Telephones are not as available in Guatemala as would be desirable for the purposes of business and general efficient communication. There were 430,000 main telephone lines installed in Guatemala in 1997, but this number still left Guatemala trailing several Central American countries in proportionate terms. Use of cell phones is growing at a remarkable rate, having increased by 2,047 percent between 1993 and 1997, while the number of regular phone lines in the nation increased by only 86.1 percent during the same span of time. In 1998, the government decided to privatize the state telephone company along with several other enterprises.
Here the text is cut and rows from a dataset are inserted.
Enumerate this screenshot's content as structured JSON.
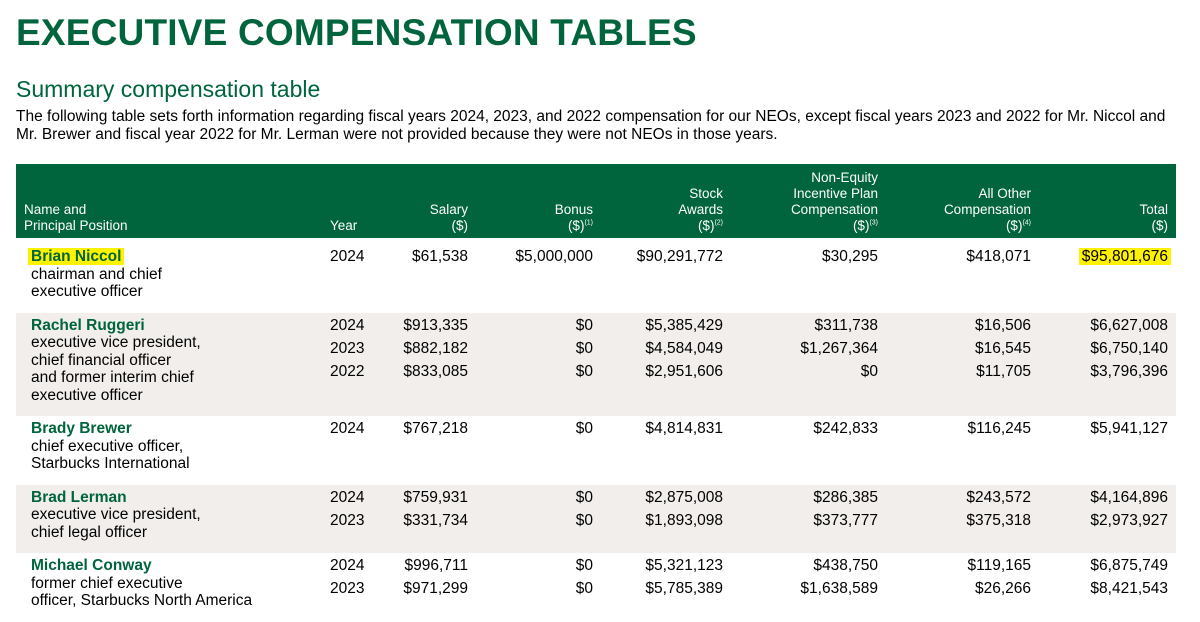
{
  "header": {
    "title": "EXECUTIVE COMPENSATION TABLES",
    "subtitle": "Summary compensation table",
    "intro": "The following table sets forth information regarding fiscal years 2024, 2023, and 2022 compensation for our NEOs, except fiscal years 2023 and 2022 for Mr. Niccol and Mr. Brewer and fiscal year 2022 for Mr. Lerman were not provided because they were not NEOs in those years."
  },
  "colors": {
    "brand_green": "#00643c",
    "row_shade": "#f1eeeb",
    "highlight": "#fff200"
  },
  "table": {
    "columns": {
      "name": [
        "Name and",
        "Principal Position"
      ],
      "year": [
        "Year"
      ],
      "salary": [
        "Salary",
        "($)"
      ],
      "bonus": [
        "Bonus",
        "($)",
        "(1)"
      ],
      "stock": [
        "Stock",
        "Awards",
        "($)",
        "(2)"
      ],
      "nonequity": [
        "Non-Equity",
        "Incentive Plan",
        "Compensation",
        "($)",
        "(3)"
      ],
      "other": [
        "All Other",
        "Compensation",
        "($)",
        "(4)"
      ],
      "total": [
        "Total",
        "($)"
      ]
    },
    "rows": [
      {
        "name": "Brian Niccol",
        "title": [
          "chairman and chief",
          "executive officer"
        ],
        "years": [
          {
            "year": "2024",
            "salary": "$61,538",
            "bonus": "$5,000,000",
            "stock": "$90,291,772",
            "nonequity": "$30,295",
            "other": "$418,071",
            "total": "$95,801,676"
          }
        ]
      },
      {
        "name": "Rachel Ruggeri",
        "title": [
          "executive vice president,",
          "chief financial officer",
          "and former interim chief",
          "executive officer"
        ],
        "years": [
          {
            "year": "2024",
            "salary": "$913,335",
            "bonus": "$0",
            "stock": "$5,385,429",
            "nonequity": "$311,738",
            "other": "$16,506",
            "total": "$6,627,008"
          },
          {
            "year": "2023",
            "salary": "$882,182",
            "bonus": "$0",
            "stock": "$4,584,049",
            "nonequity": "$1,267,364",
            "other": "$16,545",
            "total": "$6,750,140"
          },
          {
            "year": "2022",
            "salary": "$833,085",
            "bonus": "$0",
            "stock": "$2,951,606",
            "nonequity": "$0",
            "other": "$11,705",
            "total": "$3,796,396"
          }
        ]
      },
      {
        "name": "Brady Brewer",
        "title": [
          "chief executive officer,",
          "Starbucks International"
        ],
        "years": [
          {
            "year": "2024",
            "salary": "$767,218",
            "bonus": "$0",
            "stock": "$4,814,831",
            "nonequity": "$242,833",
            "other": "$116,245",
            "total": "$5,941,127"
          }
        ]
      },
      {
        "name": "Brad Lerman",
        "title": [
          "executive vice president,",
          "chief legal officer"
        ],
        "years": [
          {
            "year": "2024",
            "salary": "$759,931",
            "bonus": "$0",
            "stock": "$2,875,008",
            "nonequity": "$286,385",
            "other": "$243,572",
            "total": "$4,164,896"
          },
          {
            "year": "2023",
            "salary": "$331,734",
            "bonus": "$0",
            "stock": "$1,893,098",
            "nonequity": "$373,777",
            "other": "$375,318",
            "total": "$2,973,927"
          }
        ]
      },
      {
        "name": "Michael Conway",
        "title": [
          "former chief executive",
          "officer, Starbucks North America"
        ],
        "years": [
          {
            "year": "2024",
            "salary": "$996,711",
            "bonus": "$0",
            "stock": "$5,321,123",
            "nonequity": "$438,750",
            "other": "$119,165",
            "total": "$6,875,749"
          },
          {
            "year": "2023",
            "salary": "$971,299",
            "bonus": "$0",
            "stock": "$5,785,389",
            "nonequity": "$1,638,589",
            "other": "$26,266",
            "total": "$8,421,543"
          }
        ]
      }
    ]
  }
}
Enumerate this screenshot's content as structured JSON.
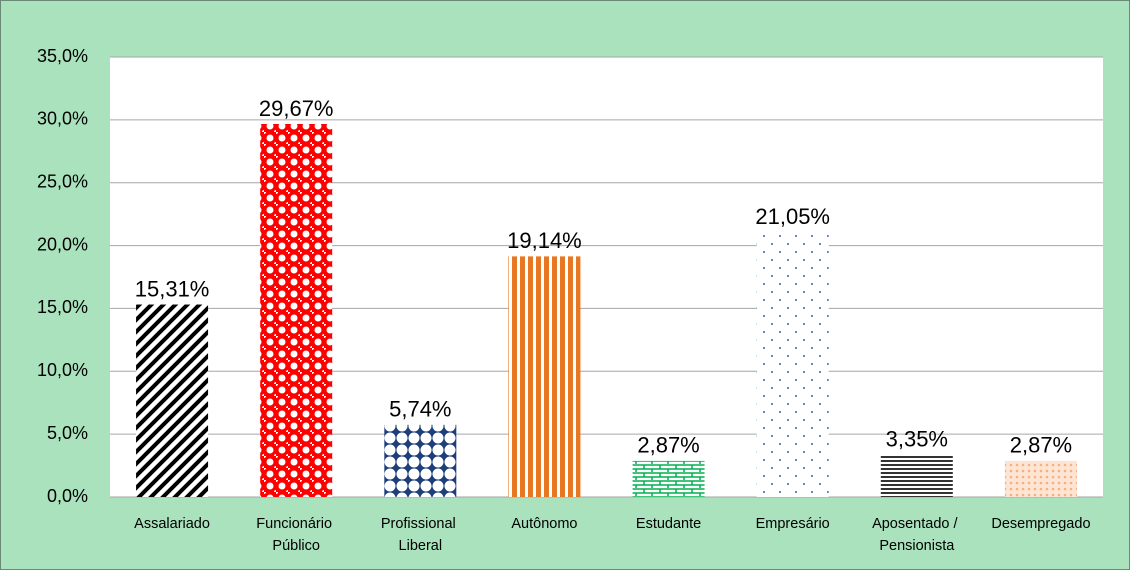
{
  "chart_data": {
    "type": "bar",
    "categories": [
      "Assalariado",
      "Funcionário Público",
      "Profissional Liberal",
      "Autônomo",
      "Estudante",
      "Empresário",
      "Aposentado / Pensionista",
      "Desempregado"
    ],
    "values": [
      15.31,
      29.67,
      5.74,
      19.14,
      2.87,
      21.05,
      3.35,
      2.87
    ],
    "value_labels": [
      "15,31%",
      "29,67%",
      "5,74%",
      "19,14%",
      "2,87%",
      "21,05%",
      "3,35%",
      "2,87%"
    ],
    "colors": [
      "#000000",
      "#ff0000",
      "#1f3f7a",
      "#e87722",
      "#00b050",
      "#2e5fa8",
      "#333333",
      "#f4b183"
    ],
    "ylim": [
      0,
      35
    ],
    "yticks": [
      {
        "value": 0,
        "label": "0,0%"
      },
      {
        "value": 5,
        "label": "5,0%"
      },
      {
        "value": 10,
        "label": "10,0%"
      },
      {
        "value": 15,
        "label": "15,0%"
      },
      {
        "value": 20,
        "label": "20,0%"
      },
      {
        "value": 25,
        "label": "25,0%"
      },
      {
        "value": 30,
        "label": "30,0%"
      },
      {
        "value": 35,
        "label": "35,0%"
      }
    ],
    "grid": true
  }
}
So far, the privatization has not brought about as much progress in infrastructure as outside investors had hoped; the U.S. Department of State's FY 2000 Country Commercial Guide: Guatemala states, "It is not clear that the new owners of the recently privatized telephone company will undertake the investment needed to extend basic telephony to those areas currently underserved."
Electricity has also undergone significant changes due to recent privatizations. Both the major state electricity distribution company and selected assets of the state-owned electricity production company were auctioned off to private bidders in 1998, provoking anticipation of higher electricity prices but also feeding hopes of improved service, mainly among businesses and professionals.